3.3 Lab 2: Monte Carlo Simulations

In this lab, we will study the theoretical properties of the estimators that we have been discussing in this chapter.

Monte Carlo simulations are a useful way to study/understand the properties of an estimation procedure. The basic idea is that, instead of using real data, we are going to use simulated data where we control the data generating process. This will be useful for two reasons. First, we will know what the truth is and compare results coming from our estimation procedure to the truth. Second, because we are simulating data, we can actually carry out our thought experiment of repeatedly drawing a sample of some particular size.

For this lab, we are going to make simulated coin flips.

  1. Write a function called flip that takes in an argument p where p stands for the probability of flipping a heads (you can code this as a 1 and 0 for tails) and outputs either 1 or 0. Run the code

    flip(0.5)

    Hint: It may be helpful to use the R function sample.

  2. Write a function called generate_sample that takes in the arguments n and p and generates a sample of n coin flips where the probability of flipping heads is p.
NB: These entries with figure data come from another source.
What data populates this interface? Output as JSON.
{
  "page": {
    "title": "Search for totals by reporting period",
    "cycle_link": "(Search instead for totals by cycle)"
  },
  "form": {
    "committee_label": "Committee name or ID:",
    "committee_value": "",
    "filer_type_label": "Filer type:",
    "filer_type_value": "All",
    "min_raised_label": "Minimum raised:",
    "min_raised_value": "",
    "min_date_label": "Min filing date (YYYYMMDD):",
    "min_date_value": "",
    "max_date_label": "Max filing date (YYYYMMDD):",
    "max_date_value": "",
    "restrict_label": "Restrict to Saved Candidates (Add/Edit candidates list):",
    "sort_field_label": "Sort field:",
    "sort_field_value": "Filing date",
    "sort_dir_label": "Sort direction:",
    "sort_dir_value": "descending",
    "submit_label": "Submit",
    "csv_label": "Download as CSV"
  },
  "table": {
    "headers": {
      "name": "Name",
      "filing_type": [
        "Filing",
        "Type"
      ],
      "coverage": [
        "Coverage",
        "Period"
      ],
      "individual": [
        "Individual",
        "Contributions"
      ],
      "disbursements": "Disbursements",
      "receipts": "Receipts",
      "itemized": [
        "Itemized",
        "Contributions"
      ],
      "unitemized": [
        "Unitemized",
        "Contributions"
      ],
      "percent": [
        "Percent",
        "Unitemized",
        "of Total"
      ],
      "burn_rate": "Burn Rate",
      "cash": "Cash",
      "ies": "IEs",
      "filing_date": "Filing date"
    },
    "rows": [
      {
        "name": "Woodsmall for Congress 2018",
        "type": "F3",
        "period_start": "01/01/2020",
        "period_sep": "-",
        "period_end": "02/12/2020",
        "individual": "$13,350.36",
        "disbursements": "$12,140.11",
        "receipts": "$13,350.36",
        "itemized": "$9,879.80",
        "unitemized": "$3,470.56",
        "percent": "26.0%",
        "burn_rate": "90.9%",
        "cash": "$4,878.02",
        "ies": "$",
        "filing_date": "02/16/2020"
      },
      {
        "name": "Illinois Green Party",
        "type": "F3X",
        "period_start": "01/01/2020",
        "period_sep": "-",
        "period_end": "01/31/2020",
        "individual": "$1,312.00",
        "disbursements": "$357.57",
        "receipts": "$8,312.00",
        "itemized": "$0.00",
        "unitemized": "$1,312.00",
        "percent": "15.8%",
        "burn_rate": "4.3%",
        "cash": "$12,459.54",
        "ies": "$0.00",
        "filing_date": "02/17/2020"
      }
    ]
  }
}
Run the code

    generate_sample(10,0.5)
  3. Next, over 1000 Monte Carlo simulations (i.e., do the following 1000 times),

    1. generate a new sample with 10 observations

    2. calculate an estimate of \(p\)

    (Hint: you can estimate \(p\) by just calculating the average number of heads flipped in a particular simulation)

    1. a t-statistic for the null hypothesis that \(p=0.5\)

    2. and record whether or not you reject the null hypothesis that \(p=0.5\) in that simulation

Then, using all 1000 Monte Carlo simulations, report (i) an estimate of the bias of your estimator, (ii) an estimate of the variance of your estimator, (iii) an estimate of the mean squared error of your estimator, (iv) plot a histogram of the t-statistics across iterations, and (v) report the fraction of times that you reject \(H_0\).

  1. Same as #3, but with 50 observations in each simulation. What differences do you notice?

  2. Same as #3, but with 50 observations and test \(H_0:p=0.6\). What differences do you notice?

  3. Same as #3, but with 50 observations and test \(H_0:p=0.9\). What differences do you notice?

  4. Same as #3, but with 1000 observations and test \(H_0:p=0.6\). What differences do you notice?

  5. Same as #3, but now set \(p=0.95\) (so that this is an unfair coin that flips heads 95% of the time) and with 10 observations and test \(H_0:p=0.95\). What differences do you notice?

  6. Same as #8, but with 50 observations. What differences do you notice?

  7. Same as #8, but with 1000 observations. What differences do you notice?

Hint: Since problems 3-10 ask you to do roughly the same thing over and over, it is probably useful to try to write a function to do all of these but with arguments that allow you to change the number of observations per simulation, the true value of \(p\), and the null hypothesis that you are testing.